L’histoire de l’anarcho-syndicalisme en France n’a jamais, ou très peu, suscité l’enthousiasme des historiens français. Faire un bilan historiographique de l’anarcho-syndicalisme est donc relativement rapide. Trois travaux principalement relatent la période de l’entre-deux guerres (1). Son histoire à partir de 1945, quant à elle, n’a encore jamais été retracée. Les différents ouvrages traitant du syndicalisme d’après-guerre se limitent le plus souvent à informer le lecteur de la création de cette organisation. On ne trouve ainsi qu’un simple paragraphe, ou tout au plus une page, consacrée à la CNT-AIT. Certains auteurs se sont cependant montrés soucieux de relater la participation de la CNT-AIT à certaines grèves, mais sans s’éterniser pour autant sur la nature de cette organisation (2). Notre critique s’arrêtera particulièrement à l’ouvrage de Guy Caire. Ce dernier, après avoir mentionné rapidement la création de la CNT-AIT, écrit dans son livre : “En fait la véritable tradition de l’anarcho-syndicalisme se retrouve davantage dans certains courants minoritaires de Force Ouvrière” (3). Une telle affirmation, sans fondement (4), suffit à écarter la CNT-AIT de l’histoire des syndicats ouvriers. Une fois de plus, le lecteur n’en saura pas d’avantage sur la CNT-AIT. Difficile donc pour ce dernier de se faire une idée sur cette organisation. A la lecture de ce type d’ouvrages, il semblerait que la CNT-AIT n’ait joué aucun rôle dans la recomposition syndicale de l’après-guerre, ce qui, comme nous le verrons, est entièrement faux. Pour mieux connaître la CNT-AIT, on peut étudier l’histoire de l’anarchisme, notamment à travers deux ouvrages de Roland Biard (5). Les travaux de Roland Biard permettent en effet d’avoir une idée assez large de la CNT-AIT. S’il ne s’agit pas d’une histoire détaillée, elle donne en revanche un aperçu général et relativement fiable de l’évolution de la CNT-AIT entre 1946 et la fin des années soixante. Le tome II du travail de Jean Maitron (6) sur le mouvement anarchiste en France apporte des informations intéressantes, malgré quelques erreurs -mais ne s’intéresse pas en particulier à la CNT-AIT. Jean Maitron conclut simplement à la quasi-impossibilité de retracer l’histoire de cette organisation. Suite à ce rapide bilan historiographique, nous voyons qu’il est très difficile, et même impossible, de retracer l’histoire de la CNT à partir d’ouvrages historiques.
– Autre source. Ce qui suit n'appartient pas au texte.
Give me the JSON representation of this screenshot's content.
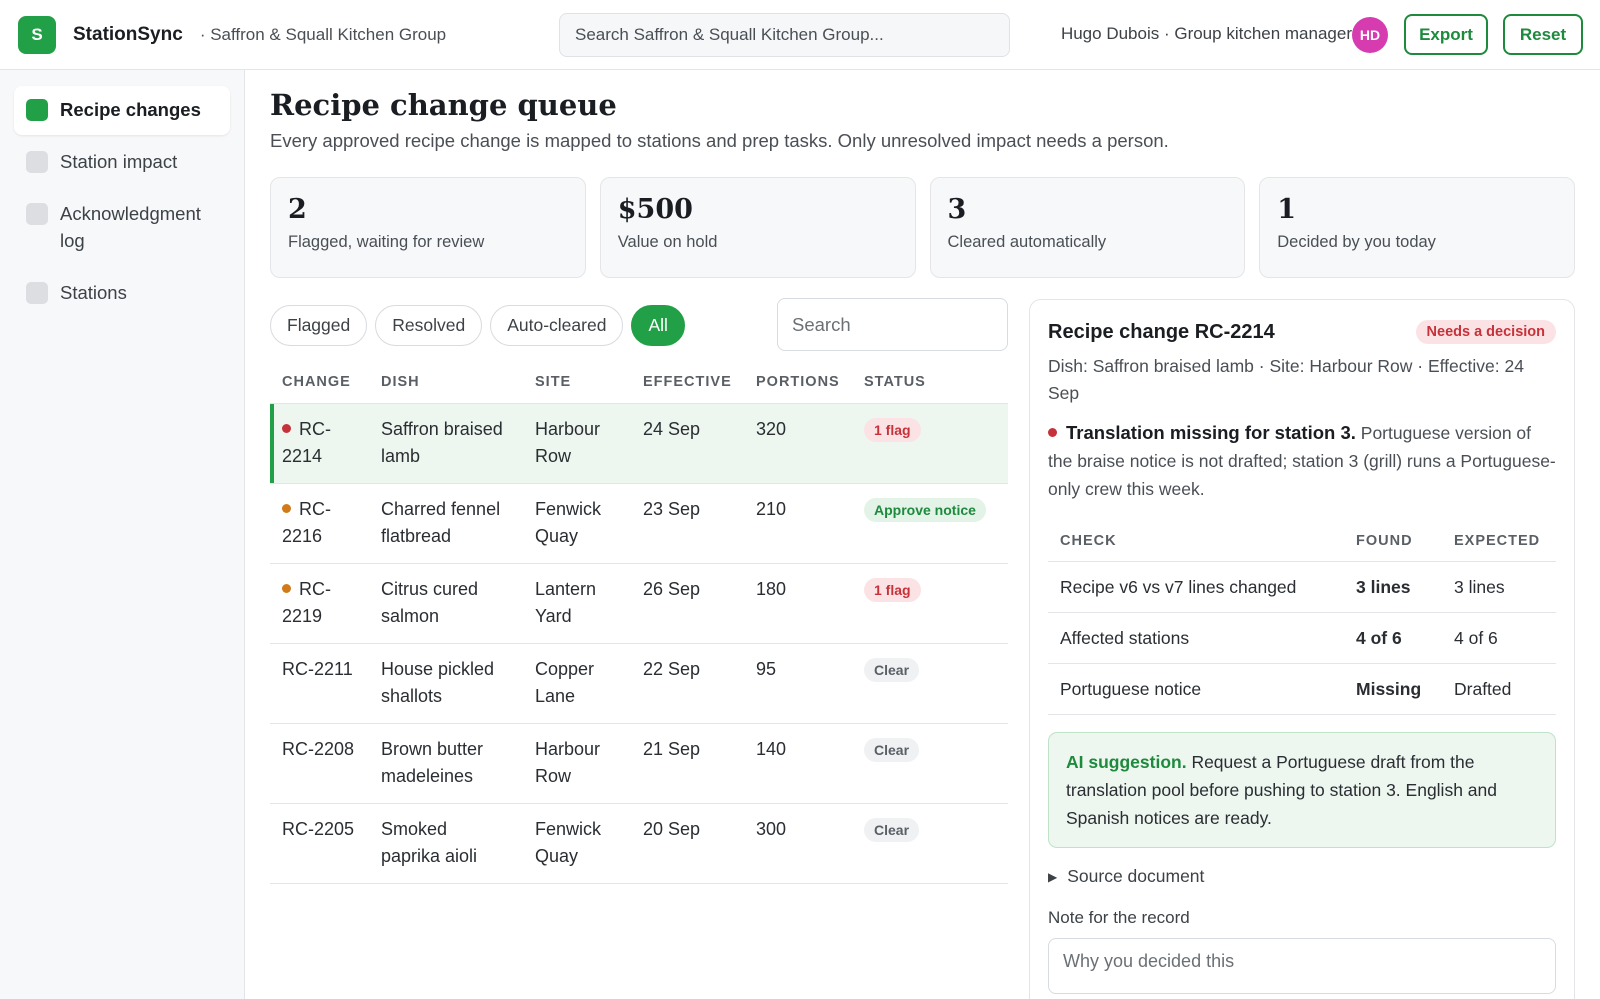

Seul un travail à partir de sources concrètes permet de dresser une histoire de la CNT-AIT. On dispose essentiellement de documents internes à l’organisation : courriers, comptes-rendu de congrès, bulletins intérieurs. Ce sont en effet les seules sources qui permettent de connaître réellement l’organisation, son fonctionnement, ses problèmes internes, les débats qui s’y tiennent. La presse confédérale (7) constitue aussi une source intéressante, mais insuffisante. Lorsque Jean Maitron affirme que la presse de la CNT-AIT “rend impossible toute conclusion” (8) à son sujet, il n’a pas tort. Mais cela n’est pas une nouveauté : quelle presse peut à elle seule permettre de faire l’histoire d’une organisation ? C’est ce qui constitue d’ailleurs une des limites au travail de Jean Maitron qui semble s’être arrêté à la presse. La presse n’est utile que pour les informations liées aux activités de la CNT-AIT dans les entreprises. On peut faire une exception toutefois : le Combat syndicaliste, à la fin des années quatre-vingt, se fait l’écho des débats qui agitent alors l’organisation.
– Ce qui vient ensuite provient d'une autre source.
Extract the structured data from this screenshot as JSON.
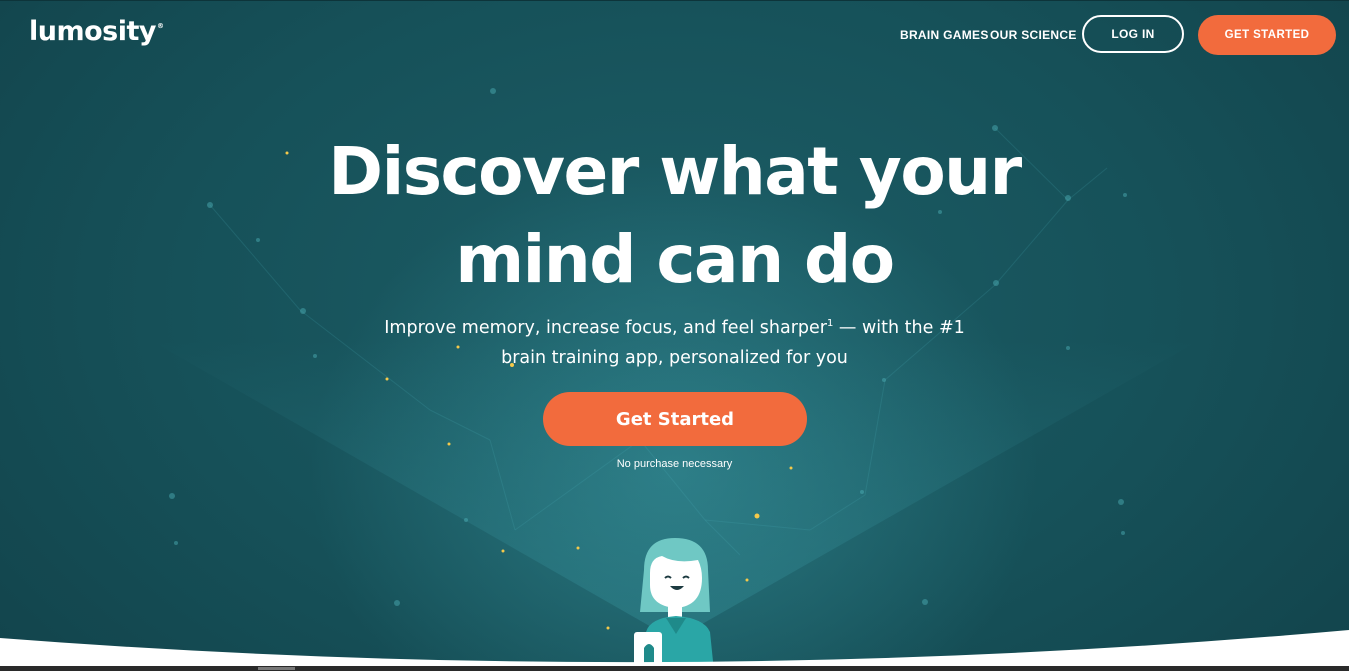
{
  "brand": {
    "name": "lumosity",
    "registered_mark": "®"
  },
  "nav": {
    "brain_games": "BRAIN GAMES",
    "our_science": "OUR SCIENCE",
    "log_in": "LOG IN",
    "get_started": "GET STARTED"
  },
  "hero": {
    "headline_line1": "Discover what your",
    "headline_line2": "mind can do",
    "sub_line1_pre": "Improve memory, increase focus, and feel sharper",
    "sub_footnote": "1",
    "sub_line1_post": " — with the #1",
    "sub_line2": "brain training app, personalized for you",
    "cta_label": "Get Started",
    "note": "No purchase necessary"
  },
  "colors": {
    "background": "#14474f",
    "accent": "#f26b3d",
    "character_hair": "#6fc8c4",
    "character_shirt": "#2aa6a6"
  },
  "icons": [
    "lumosity-logo",
    "brain-character-illustration"
  ]
}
Sur la période qui s’échelonne des années soixante-dix à aujourd’hui, difficile de trouver là encore un travail sur la CNT-AIT. Elle semble en revanche susciter un intérêt pour certains journalistes. Après le mouvement de novembre-décembre 1995, plusieurs articles de différents journaux évoquent la CNT-AIT (9). On ne peut évidemment pas exiger grand chose de ces travaux journalistiques qui ne rendent compte que du côté folklorique de certains “anars”. Outre ces articles, d’autres ouvrages de type journalistique s’intéressent à la CNT-AIT (10). Ces travaux ne sont pas satisfaisants, mais ils n’ont d’ailleurs jamais eu la prétention de faire l’histoire de la CN.T.
C’est donc l’absence de réels travaux historiques qui nous a amené à publier cette brochure.
Voilà d’abord quelques pistes permettant de comprendre ce qu’est l’anarcho-syndicalisme, et quelles sont ses principales caractéristiques. Marx est le premier à parler d’anarcho-syndicalisme, en évoquant le courant mené par Bakounine au sein de la première internationale. Cette expression avait dans l’esprit de Marx une connotation fortement péjorative. Le terme d’anarcho-syndicalisme ne réapparaît en France qu’avec la création en 1926 de la CGT-SR / AIT. Lorsque les fondateurs de cette centrale étaient encore à la CGT., ils se désignaient comme syndicalistes révolutionnaires. A sa création, la CNT-AIT se référa à l’anarcho-syndicalisme. Au fil des années et des expériences historiques (11), l’anarcho-syndicalisme est devenu une doctrine et un courant du mouvement ouvrier à part entière. Il peut se distinguer du syndicalisme révolutionnaire par un refus de tout compromis avec l’État, le patronat et les partis politiques. Leur position s’exprime de manière beaucoup plus radicale que celle des militants qui se réclament du syndicalisme révolutionnaire tels que le groupe réuni autour de la revue « La Révolution Prolétarienne« . Les principes revendiqués par les anarcho-syndicalistes sont relativement proches de ceux que l’on retrouve dans la Charte d’Amiens, notamment celui de la grève générale insurrectionnelle, expropriatrice et révolutionnaire. L’anarcho-syndicalisme ne se distingue pas tant du syndicalisme révolutionnaire par ses principes, que par sa pratique qui traduit un radicalisme beaucoup plus prononcé. La principale différence, c’est une condamnation beaucoup plus explicite des partis politiques. Dans la Charte d’Amiens, le politique doit se trouver “en dehors” du syndicat, mais pour l’anarcho-syndicalisme, les partis politiques sont des adversaires (12).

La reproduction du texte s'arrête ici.